J’ai découvert alors le milieu de l’ultra distance avec les sensations extraordinaires que cela procure. Rouler de jour comme de nuit, être autonome, être à l’écoute de nos sens, de l’environnement qui nous entoure, vivre selon la course du soleil, se recentrer sur des besoins primaires et vivre des moments de partage incroyables.
M’aligner sur le 2.500 km est donc une façon de boucler la boucle. Revenir sur cette course 2 ans après, sur l’épreuve reine qui m’a tant fait rêver. C’est aussi une façon de mettre à profit tout l’entraînement que je suis avec rigueur depuis 2019 avec mon coach Arnaud Duval (chez Pic de Forme ) » .
Quelles sont les spécificités de cette course ?
» Ce parcours de 2.500 km est marqué par sa longueur bien évidemment mais aussi par sa composition. Cette année la RAF se déroule du Nord au Sud, ce qui implique d’atteindre la porte d’entrée des Alpes à partir de 1.500 km. Précisément où se situe le cumul de dénivelé positif le plus important. Il s’agit donc de ne pas partir trop vite pour ne pas se brûler les ailes avant. «
Comment l’avais-tu préparé ? avec ton coach ? avais-tu déjà roulé en compétition sur une telle distance ?
» Ma participation à la RAF a été déterminée dès fin 2021. Son positionnement au calendrier a donc été intégré à mon plan d’entraînement très tôt, tout comme mes participations au Bikingman Portugal et au Bordeaux-Paris. Ce qui à permis à mon coach d’adapter au mieux l’évolution de mes séances d’entraînement.
Rouler 2.500 km était une totale entrée dans l’inconnu pour moi qui roule sur des formats 1.000 km. «
Quelles étaient tes ambitions sur la ligne de départ, finir avant tout ? avais tu fixé un objectif de chrono maxi ?
» Mon objectif personnel était de pouvoir finir en 7 jours. Même si le principal demeure avant tout de donner le meilleur de moi même et d’aller au bout de ce format titanesque. «
Comment s’est passé l’épreuve (en combien de jours ?) Au niveau météo, qu’en était- il ?
» Cette épreuve m’a mis une claque et très tôt. Nous avons débuté la course avec une tempête sur la côte Normande, qui fut une belle découverte. Puis nous avons connu des orages violents 6 jours durant, ponctués de pics de très forte chaleur. La météo, une épreuve dans l’épreuve.

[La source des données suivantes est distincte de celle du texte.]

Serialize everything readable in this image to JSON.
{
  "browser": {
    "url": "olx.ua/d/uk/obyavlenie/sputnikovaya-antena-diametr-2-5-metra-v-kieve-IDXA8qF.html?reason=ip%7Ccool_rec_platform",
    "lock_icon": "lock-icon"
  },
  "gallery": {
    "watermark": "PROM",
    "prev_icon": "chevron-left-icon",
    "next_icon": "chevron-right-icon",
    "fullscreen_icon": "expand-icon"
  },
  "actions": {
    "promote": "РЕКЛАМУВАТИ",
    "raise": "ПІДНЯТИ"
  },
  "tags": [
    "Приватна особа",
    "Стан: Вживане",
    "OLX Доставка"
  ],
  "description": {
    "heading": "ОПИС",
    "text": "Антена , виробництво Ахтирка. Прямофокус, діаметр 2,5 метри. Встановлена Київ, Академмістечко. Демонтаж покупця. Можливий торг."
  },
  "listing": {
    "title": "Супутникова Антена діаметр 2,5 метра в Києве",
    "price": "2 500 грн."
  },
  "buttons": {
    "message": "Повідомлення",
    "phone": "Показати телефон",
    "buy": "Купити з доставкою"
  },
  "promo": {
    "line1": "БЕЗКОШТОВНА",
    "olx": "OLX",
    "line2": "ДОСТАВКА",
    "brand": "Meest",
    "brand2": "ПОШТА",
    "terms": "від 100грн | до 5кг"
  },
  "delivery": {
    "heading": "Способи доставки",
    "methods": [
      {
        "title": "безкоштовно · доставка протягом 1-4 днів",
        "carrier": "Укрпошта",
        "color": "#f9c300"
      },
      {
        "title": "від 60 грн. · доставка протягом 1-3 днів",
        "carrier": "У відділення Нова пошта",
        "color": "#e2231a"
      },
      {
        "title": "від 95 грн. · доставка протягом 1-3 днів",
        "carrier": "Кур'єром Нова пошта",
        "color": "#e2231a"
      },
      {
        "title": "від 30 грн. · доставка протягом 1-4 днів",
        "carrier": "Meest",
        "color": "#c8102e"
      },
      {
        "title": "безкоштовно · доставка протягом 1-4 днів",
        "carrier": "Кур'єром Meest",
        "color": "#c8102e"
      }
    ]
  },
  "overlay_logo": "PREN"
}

Le fait d’être trempé et dans un état de moiteur quasi permanent a eu pour conséquence de me créer des douleurs de selle aiguës au bout du 2° jour seulement. A partir de ce moment-là, tout à changé. Ne pouvant plus tenir en position assise sur la selle et sur les prolongateurs, j’ai compensé en me mettant fréquemment en danseuse. Et ce sont de nouvelles douleurs qui sont venues s’ajouter, en réaction en chaîne. Il m’aura fallu me concentrer mentalement pour essayer de faire en sorte de détourner mon esprit de la douleur qui faisait rage en moi au point d’en transpirer. Je comprends alors que cette course se transforme en aventure qui consistera à aller au-delà de mes
limites mentales pour atteindre la ligne d’arrivée. Un exercice que de savoir faire preuve de résilience et d’être en capacité d’accepter d’abandonner ses ambitions.
Tout comme le fait d’accepter de faire avec son état de forme du moment et de se remobiliser pour simplement entreprendre de se dépasser et donner le meilleur de soi-même. «
L’ultra offre son lot de rencontres et cela fait partie des ingrédients essentiels à toutes mes aventures. Sur cette RAF, j’ai eu la chance de rencontrer Aurélien Mekil et Thibaut Langlet avec qui j’ai partagé des situations incroyables.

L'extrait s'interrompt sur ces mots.